Semantic Object-level Modeling for Robust Visual Camera Relocalization
Yifan Zhu, Lingjuan Miao, Haitao Wu, Zhiqiang Zhou, Weiyi Chen, Longwen Wu
TL;DR
This work tackles robust visual camera relocalization in SLAM by building semantic object-level voxel maps that yield accurate ellipsoidal representations of objects. It integrates object-level voxel modelling with an object-based relocalization strategy that exploits the projection properties of 2D ellipses and 3D ellipsoids, including a P3P-based initial pose and Wasserstein-distance refinement. The method demonstrates improved relocalization robustness and accuracy against viewpoint changes on indoor RGBD datasets, outperforming OA-SLAM and approaching ORB-SLAM2 performance when combined with point cues. The approach offers real-time performance, seamless integration with RGBD SLAM, and enhanced reliability for mobile robotics in unknown indoor environments.
Abstract
Visual relocalization is crucial for autonomous visual localization and navigation of mobile robotics. Due to the improvement of CNN-based object detection algorithm, the robustness of visual relocalization is greatly enhanced especially in viewpoints where classical methods fail.
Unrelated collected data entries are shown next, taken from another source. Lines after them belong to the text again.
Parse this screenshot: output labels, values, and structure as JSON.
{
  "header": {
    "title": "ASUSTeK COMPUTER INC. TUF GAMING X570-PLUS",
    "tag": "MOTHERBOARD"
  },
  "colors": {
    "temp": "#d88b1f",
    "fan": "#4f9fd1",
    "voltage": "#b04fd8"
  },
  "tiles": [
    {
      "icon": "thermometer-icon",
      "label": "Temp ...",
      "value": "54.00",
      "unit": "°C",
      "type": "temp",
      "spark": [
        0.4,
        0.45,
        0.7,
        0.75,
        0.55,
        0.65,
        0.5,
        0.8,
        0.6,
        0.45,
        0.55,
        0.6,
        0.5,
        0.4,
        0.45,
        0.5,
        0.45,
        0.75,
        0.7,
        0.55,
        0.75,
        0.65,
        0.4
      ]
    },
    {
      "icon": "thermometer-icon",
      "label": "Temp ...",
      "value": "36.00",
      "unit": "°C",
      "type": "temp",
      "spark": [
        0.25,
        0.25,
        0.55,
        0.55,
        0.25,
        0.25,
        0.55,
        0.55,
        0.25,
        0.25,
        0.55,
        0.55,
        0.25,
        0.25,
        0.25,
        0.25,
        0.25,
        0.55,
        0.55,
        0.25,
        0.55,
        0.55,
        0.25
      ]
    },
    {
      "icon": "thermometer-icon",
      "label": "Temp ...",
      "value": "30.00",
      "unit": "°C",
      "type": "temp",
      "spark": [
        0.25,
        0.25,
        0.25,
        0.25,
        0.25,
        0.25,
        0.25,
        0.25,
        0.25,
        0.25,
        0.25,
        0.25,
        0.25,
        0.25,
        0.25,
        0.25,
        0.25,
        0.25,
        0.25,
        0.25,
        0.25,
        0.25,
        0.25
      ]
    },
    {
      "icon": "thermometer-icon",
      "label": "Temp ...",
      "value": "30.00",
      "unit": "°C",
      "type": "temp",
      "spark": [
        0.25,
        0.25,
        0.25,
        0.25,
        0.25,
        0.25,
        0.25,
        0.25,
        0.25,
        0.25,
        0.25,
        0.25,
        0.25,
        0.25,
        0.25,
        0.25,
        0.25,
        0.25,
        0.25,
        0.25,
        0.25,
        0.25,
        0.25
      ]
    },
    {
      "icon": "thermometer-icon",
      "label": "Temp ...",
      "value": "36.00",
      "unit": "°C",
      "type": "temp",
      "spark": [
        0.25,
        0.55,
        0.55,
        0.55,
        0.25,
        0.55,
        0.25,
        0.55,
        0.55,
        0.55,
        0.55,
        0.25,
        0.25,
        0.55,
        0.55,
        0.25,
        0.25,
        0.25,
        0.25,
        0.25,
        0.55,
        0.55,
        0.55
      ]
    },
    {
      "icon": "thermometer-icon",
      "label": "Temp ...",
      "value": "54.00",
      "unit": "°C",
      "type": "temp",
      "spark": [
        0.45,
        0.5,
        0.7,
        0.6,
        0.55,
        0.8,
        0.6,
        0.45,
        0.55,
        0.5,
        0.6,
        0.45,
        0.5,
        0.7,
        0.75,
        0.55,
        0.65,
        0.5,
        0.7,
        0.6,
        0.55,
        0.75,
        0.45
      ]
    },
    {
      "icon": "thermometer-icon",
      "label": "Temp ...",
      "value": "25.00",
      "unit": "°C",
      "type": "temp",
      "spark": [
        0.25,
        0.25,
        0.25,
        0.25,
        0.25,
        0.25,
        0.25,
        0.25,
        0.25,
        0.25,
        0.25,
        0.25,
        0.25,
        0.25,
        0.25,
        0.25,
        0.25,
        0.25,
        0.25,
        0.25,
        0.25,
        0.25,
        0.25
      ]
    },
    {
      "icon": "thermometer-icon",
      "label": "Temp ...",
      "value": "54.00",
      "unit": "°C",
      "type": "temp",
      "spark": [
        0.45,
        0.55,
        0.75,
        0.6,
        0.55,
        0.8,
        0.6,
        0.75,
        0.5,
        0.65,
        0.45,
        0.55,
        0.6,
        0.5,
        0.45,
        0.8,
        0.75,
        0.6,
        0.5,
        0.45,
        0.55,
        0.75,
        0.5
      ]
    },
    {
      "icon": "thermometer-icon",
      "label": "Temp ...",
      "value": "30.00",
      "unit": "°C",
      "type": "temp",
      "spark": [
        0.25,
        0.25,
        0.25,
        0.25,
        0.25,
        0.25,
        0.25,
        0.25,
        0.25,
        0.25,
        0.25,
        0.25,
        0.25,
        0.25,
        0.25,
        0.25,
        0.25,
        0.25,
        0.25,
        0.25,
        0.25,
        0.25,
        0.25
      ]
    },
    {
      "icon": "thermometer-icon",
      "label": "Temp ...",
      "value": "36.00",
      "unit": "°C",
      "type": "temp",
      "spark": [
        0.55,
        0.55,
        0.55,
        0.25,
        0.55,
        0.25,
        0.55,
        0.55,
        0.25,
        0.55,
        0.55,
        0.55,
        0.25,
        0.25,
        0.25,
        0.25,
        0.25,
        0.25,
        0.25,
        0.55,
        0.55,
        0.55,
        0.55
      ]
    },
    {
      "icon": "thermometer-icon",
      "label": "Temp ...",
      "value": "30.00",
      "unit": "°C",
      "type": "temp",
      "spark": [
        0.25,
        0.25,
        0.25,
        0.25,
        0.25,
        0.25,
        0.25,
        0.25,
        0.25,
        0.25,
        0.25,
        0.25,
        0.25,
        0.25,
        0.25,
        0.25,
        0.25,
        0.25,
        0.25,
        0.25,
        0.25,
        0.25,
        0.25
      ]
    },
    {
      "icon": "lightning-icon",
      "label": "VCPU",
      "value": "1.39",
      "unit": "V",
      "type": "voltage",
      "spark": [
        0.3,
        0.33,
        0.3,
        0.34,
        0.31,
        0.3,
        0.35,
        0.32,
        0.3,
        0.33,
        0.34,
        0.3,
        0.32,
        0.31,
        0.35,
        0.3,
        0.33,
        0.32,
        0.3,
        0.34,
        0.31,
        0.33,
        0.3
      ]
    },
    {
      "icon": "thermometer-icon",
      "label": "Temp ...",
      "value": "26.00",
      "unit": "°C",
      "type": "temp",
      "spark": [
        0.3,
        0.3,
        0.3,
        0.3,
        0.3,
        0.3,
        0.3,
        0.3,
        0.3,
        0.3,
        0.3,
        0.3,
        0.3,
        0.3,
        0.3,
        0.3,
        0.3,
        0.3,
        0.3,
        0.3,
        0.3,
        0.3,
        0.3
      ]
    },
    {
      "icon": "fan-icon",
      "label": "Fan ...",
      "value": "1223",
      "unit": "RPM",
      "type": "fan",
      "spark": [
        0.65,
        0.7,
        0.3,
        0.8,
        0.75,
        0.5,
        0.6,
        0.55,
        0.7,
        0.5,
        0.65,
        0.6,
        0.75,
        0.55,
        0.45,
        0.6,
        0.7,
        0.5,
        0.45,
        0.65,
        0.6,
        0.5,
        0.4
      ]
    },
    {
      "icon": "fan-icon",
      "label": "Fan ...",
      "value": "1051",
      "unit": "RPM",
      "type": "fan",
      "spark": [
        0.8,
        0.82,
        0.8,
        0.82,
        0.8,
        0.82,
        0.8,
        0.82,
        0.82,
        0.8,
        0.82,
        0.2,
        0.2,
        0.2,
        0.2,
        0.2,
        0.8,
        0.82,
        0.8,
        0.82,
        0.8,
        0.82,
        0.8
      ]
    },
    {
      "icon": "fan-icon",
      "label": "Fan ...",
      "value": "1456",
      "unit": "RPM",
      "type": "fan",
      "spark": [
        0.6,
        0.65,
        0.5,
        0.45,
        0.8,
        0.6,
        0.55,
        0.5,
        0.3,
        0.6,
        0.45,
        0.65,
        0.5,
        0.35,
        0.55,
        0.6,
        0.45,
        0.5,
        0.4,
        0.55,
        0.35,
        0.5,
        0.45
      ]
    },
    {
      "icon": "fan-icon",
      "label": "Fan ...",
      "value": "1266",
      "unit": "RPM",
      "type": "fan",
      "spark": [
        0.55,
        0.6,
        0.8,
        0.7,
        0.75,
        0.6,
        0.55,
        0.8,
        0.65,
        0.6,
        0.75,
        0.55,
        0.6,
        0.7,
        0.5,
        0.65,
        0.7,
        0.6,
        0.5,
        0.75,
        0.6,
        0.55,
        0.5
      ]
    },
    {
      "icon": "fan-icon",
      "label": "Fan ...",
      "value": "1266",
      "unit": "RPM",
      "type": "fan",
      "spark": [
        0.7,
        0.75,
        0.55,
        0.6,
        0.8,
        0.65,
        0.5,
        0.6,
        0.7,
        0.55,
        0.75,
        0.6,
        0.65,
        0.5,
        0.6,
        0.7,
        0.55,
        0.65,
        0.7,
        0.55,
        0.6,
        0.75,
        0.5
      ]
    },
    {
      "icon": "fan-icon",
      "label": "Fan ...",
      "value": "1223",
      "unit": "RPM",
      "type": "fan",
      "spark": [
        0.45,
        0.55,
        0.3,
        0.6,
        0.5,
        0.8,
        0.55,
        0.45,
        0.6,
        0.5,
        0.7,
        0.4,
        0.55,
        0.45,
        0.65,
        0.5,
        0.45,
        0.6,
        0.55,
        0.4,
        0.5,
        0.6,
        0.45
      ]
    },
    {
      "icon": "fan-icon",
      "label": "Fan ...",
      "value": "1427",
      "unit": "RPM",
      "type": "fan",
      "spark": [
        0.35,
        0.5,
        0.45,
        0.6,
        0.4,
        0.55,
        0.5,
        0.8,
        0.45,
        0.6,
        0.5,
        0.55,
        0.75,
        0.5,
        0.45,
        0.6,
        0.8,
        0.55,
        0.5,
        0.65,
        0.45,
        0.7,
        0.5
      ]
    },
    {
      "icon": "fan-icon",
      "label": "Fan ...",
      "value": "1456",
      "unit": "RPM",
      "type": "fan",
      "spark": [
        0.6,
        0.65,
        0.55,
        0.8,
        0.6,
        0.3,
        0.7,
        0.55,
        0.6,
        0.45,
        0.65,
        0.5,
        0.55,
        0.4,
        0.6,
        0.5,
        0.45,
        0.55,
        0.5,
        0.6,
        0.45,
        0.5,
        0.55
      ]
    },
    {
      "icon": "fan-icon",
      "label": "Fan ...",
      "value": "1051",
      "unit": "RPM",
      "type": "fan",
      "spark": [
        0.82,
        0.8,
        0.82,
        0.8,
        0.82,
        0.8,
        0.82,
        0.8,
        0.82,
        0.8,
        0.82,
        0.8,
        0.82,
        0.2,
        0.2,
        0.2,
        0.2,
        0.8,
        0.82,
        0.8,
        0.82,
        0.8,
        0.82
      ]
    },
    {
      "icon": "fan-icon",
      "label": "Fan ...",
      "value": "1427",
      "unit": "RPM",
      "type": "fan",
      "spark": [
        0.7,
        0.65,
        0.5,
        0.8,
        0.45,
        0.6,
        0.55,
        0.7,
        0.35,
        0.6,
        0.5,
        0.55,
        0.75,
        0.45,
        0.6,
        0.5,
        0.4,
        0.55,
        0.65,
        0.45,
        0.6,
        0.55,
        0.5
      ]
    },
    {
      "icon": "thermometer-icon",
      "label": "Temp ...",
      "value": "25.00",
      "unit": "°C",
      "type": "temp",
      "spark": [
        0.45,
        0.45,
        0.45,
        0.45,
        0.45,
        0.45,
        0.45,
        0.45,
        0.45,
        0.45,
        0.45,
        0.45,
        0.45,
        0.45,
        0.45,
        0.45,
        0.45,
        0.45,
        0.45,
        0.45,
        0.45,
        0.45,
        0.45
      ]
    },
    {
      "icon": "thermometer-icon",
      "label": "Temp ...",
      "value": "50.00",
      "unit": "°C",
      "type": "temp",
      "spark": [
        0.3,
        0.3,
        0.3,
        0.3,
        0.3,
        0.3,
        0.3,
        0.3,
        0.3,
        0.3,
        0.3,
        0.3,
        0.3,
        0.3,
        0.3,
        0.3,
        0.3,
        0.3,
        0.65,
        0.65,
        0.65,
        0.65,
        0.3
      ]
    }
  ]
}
However, ellipsoids (quadrics) generated by axis-aligned object detection may limit the accuracy of the object-level representation and degenerate the performance of visual relocalization system. In this paper, we propose a novel method of automatic object-level voxel modeling for accurate ellipsoidal representations of objects. As for visual relocalization, we design a better pose optimization strategy for camera pose recovery, to fully utilize the projection characteristics of 2D fitted ellipses and the 3D accurate ellipsoids. All of these modules are entirely intergrated into visual SLAM system. Experimental results show that our semantic object-level mapping and object-based visual relocalization methods significantly enhance the performance of visual relocalization in terms of robustness to new viewpoints.